OMAHA (KPTM)- A big, bold cancer center. That's what the University of Nebraska Medical Center officials are planning.
But, they need more than $300 million to build it.
County and city leaders are checking budgets to see how much they can spare. But, footing the bill could cost taxpayers.
Douglas County Commissioner Marc Kraft explained, "This is going to be a premier facility that is going to knock the socks off of anything else that exists in the United States."
"I think it's great for the city as far as attracting people from all over the world to come study here," taxpayer Natasha Arens said.
A proposed cancer center at UNMC boasts the potential for top notch research and treatment.
But only after the construction of it, with cost soaring up to nearly $330 million. "That's needed to get this built and constructed but also to completely outfit the entire facility," Dr. Kenneth Cowan said.
UNMC turned to the city of Omaha and Douglas County to help fill some funding gaps. Combined, both are looking to contribute nearly $40 million.
"We had such a hard time with our budget this year, my initial reaction was is this the right way to commit future funds even though it's committed over ten years," worried Kraft.
A tough budget in Douglas County and in Omaha has some questioning if this is the right time to front money for the cancer center.
Douglas County is looking at contributing nearly $500,000 a year. That would add up to nearly $5 million over the next ten years.
The money would come out of the county's inheritance tax, which last year, brought in close to $12 million for the county.
"Since not everyone plans on that sort of thing, inheriting something can sometimes come suddenly. I can understand to some how that would be a burden," said Arens."
But Kraft says the benefits of the center outweigh the costs.
"50 years down the road we will benefit. This is a fantastic project for the nation not just Omaha, and for the economic development of midtown," said Kraft.
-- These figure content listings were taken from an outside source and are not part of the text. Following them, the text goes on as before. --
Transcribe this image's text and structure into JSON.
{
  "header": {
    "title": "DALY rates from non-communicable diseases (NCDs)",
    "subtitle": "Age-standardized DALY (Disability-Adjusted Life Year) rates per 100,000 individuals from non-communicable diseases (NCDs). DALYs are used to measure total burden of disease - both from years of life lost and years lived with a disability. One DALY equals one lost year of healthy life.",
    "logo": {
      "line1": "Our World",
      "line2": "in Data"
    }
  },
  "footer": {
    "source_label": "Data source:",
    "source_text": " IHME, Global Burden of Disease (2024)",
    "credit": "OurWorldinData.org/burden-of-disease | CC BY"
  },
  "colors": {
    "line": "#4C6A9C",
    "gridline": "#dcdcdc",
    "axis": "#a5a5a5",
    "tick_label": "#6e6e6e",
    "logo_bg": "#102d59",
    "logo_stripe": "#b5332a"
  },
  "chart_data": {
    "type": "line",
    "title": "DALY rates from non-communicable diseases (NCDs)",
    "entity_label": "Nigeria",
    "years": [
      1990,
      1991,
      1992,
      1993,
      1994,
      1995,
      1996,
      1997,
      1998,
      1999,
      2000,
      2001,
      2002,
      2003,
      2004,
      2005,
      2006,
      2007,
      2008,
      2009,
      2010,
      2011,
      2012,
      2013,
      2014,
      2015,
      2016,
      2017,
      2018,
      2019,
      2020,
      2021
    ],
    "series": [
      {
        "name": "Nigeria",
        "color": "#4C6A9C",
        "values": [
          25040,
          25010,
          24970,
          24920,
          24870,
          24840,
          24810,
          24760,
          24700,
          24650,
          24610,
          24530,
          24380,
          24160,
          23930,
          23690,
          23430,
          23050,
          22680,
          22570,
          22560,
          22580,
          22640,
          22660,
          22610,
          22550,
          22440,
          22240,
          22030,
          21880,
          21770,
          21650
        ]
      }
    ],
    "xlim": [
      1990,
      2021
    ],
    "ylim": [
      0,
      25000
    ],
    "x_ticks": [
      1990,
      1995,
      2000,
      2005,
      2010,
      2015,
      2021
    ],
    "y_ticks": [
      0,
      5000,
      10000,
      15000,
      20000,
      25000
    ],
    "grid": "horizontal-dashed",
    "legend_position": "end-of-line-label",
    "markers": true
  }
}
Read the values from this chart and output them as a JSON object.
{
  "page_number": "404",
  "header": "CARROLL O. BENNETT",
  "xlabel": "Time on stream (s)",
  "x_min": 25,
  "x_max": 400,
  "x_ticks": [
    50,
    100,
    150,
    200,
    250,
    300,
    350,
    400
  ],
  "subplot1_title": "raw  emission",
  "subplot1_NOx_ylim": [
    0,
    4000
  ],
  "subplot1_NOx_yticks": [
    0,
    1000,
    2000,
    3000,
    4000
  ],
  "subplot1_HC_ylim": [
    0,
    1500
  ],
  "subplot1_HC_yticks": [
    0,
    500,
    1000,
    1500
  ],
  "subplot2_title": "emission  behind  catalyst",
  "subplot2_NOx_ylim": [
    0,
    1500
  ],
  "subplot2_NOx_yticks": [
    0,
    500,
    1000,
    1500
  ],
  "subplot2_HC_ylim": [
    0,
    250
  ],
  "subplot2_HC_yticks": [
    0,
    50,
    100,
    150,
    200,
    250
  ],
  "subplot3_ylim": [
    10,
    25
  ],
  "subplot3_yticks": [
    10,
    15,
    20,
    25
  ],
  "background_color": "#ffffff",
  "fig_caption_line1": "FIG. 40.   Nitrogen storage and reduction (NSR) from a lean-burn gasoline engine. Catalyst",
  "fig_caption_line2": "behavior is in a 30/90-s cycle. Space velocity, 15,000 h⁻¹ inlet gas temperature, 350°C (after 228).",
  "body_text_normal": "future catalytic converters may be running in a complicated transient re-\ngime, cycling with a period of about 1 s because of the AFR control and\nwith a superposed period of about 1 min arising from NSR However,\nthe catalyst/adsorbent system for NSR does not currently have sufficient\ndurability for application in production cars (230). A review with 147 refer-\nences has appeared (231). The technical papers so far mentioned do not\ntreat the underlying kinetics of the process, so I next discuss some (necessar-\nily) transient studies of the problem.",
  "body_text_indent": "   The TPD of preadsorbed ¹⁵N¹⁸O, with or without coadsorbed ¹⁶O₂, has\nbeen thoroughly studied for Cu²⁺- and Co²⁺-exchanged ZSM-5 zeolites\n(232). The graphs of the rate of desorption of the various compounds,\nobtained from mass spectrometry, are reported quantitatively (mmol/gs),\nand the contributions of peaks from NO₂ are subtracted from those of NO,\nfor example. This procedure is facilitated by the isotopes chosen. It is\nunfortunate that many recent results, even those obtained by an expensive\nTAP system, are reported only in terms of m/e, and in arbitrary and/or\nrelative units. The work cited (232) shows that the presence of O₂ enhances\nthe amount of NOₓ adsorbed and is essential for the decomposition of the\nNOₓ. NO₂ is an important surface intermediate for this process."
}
He said it would bring jobs and revenue into the city, and even raise property values
"When you look at what it will do, it is well worth the money spent," Kraft continued.
Omaha, on the other hand, is drafting an ordinance that could allot part of a cigarette tax, or tobacco tax, to the center. The tax would add 35 cents to a $5 box of cigarettes.
Over ten years, city leaders say that could add up to almost $40 million.
Douglas County could vote Tuesday morning on whether or not to contribute funds to the center.
Kraft says there may be a legal issue, as the county typically does not contribute to economic development, or private corporations, but rather to the "public good."
Nebraska Governor Dave Heinemann recently tried to get rid of the state's inheritance tax as part of his tax cut plan.
Commissioners say if the inheritance tax ever goes away, the county won't be obligated to keep paying for the cancer center.
Officials hope to break ground next year and finish by 2016.